DiploCloud - Scalable Distributed RDF Data Management System
dipLODocusRDF is a system for RDF data processing supporting both simple transactional queries and complex analytics efficiently. dipLODocusRDF is based on a hybrid storage model considering RDF data both from a graph perspective (by storing RDF subgraphs or RDF molecules) and from a “vertical” analytics perspective (by storing compact lists of literal values for a given attribute).

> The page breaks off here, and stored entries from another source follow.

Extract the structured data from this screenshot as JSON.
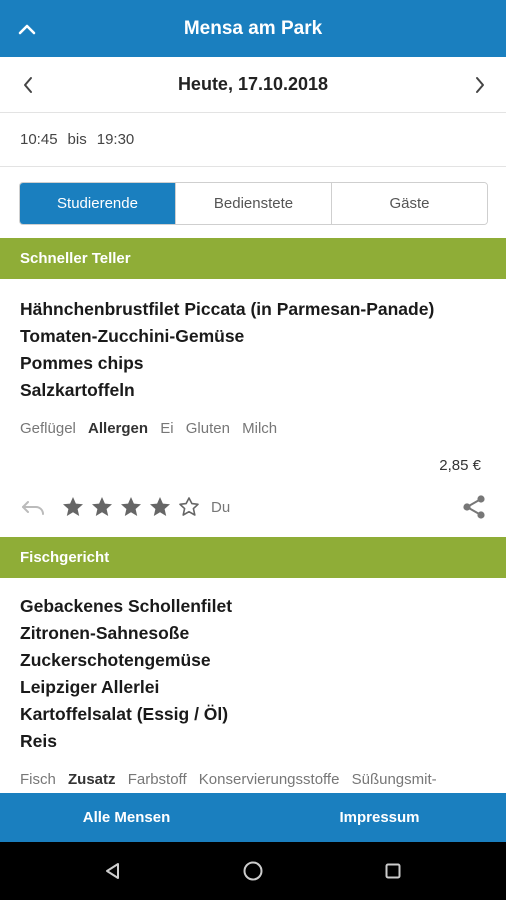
{
  "header": {
    "title": "Mensa am Park"
  },
  "date_nav": {
    "label": "Heute, 17.10.2018"
  },
  "hours": {
    "open": "10:45",
    "sep": "bis",
    "close": "19:30"
  },
  "segments": [
    {
      "label": "Studierende",
      "active": true
    },
    {
      "label": "Bedienstete",
      "active": false
    },
    {
      "label": "Gäste",
      "active": false
    }
  ],
  "sections": [
    {
      "category": "Schneller Teller",
      "dishes": [
        "Hähnchenbrustfilet Piccata (in Parmesan-Panade)",
        "Tomaten-Zucchini-Gemüse",
        "Pommes chips",
        "Salzkartoffeln"
      ],
      "tags": {
        "type": "Geflügel",
        "group": "Allergen",
        "items": [
          "Ei",
          "Gluten",
          "Milch"
        ]
      },
      "price": "2,85 €",
      "rating": {
        "stars": 4,
        "max": 5,
        "label": "Du"
      }
    },
    {
      "category": "Fischgericht",
      "dishes": [
        "Gebackenes Schollenfilet",
        "Zitronen-Sahnesoße",
        "Zuckerschotengemüse",
        "Leipziger Allerlei",
        "Kartoffelsalat (Essig / Öl)",
        "Reis"
      ],
      "tags": {
        "type": "Fisch",
        "group": "Zusatz",
        "items": [
          "Farbstoff",
          "Konservierungsstoffe",
          "Süßungsmit-"
        ]
      }
    }
  ],
  "bottom_nav": {
    "left": "Alle Mensen",
    "right": "Impressum"
  },
  "colors": {
    "primary": "#1a7fbf",
    "category": "#8fad37"
  }
}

DiploCloud is distributed version of dipLODocusRDF. It is an efficient and scalable distributed RDF data management system for the cloud. Contrary to previous approaches, DiploCloud runs a physiological analysis of both instance and schema information prior to partitioning the data. DiploCloud architecture follows the architecture of many modern cloud-based distributed systems (e.g., Google’s BigTable, where one (Master) node is responsible for interacting with the clients and orchestrating the operations performed by the other nodes (Worker). DiploCloud has been conceived from the ground up to support distributed data partitioning and co-location schemes in an efﬁcient and ﬂexible way. DiploCloud adopts an intermediate solution between tuple-partitioning and graph-partitioning by opting for a recurring, ﬁne-grained graph-partitioning technique taking advantage of molecule templates. DiploCloud’s molecule templates capture recurring patterns occurring in the RDF data naturally, by inspecting both the instance-level (physical) and the schema-level (logical) data.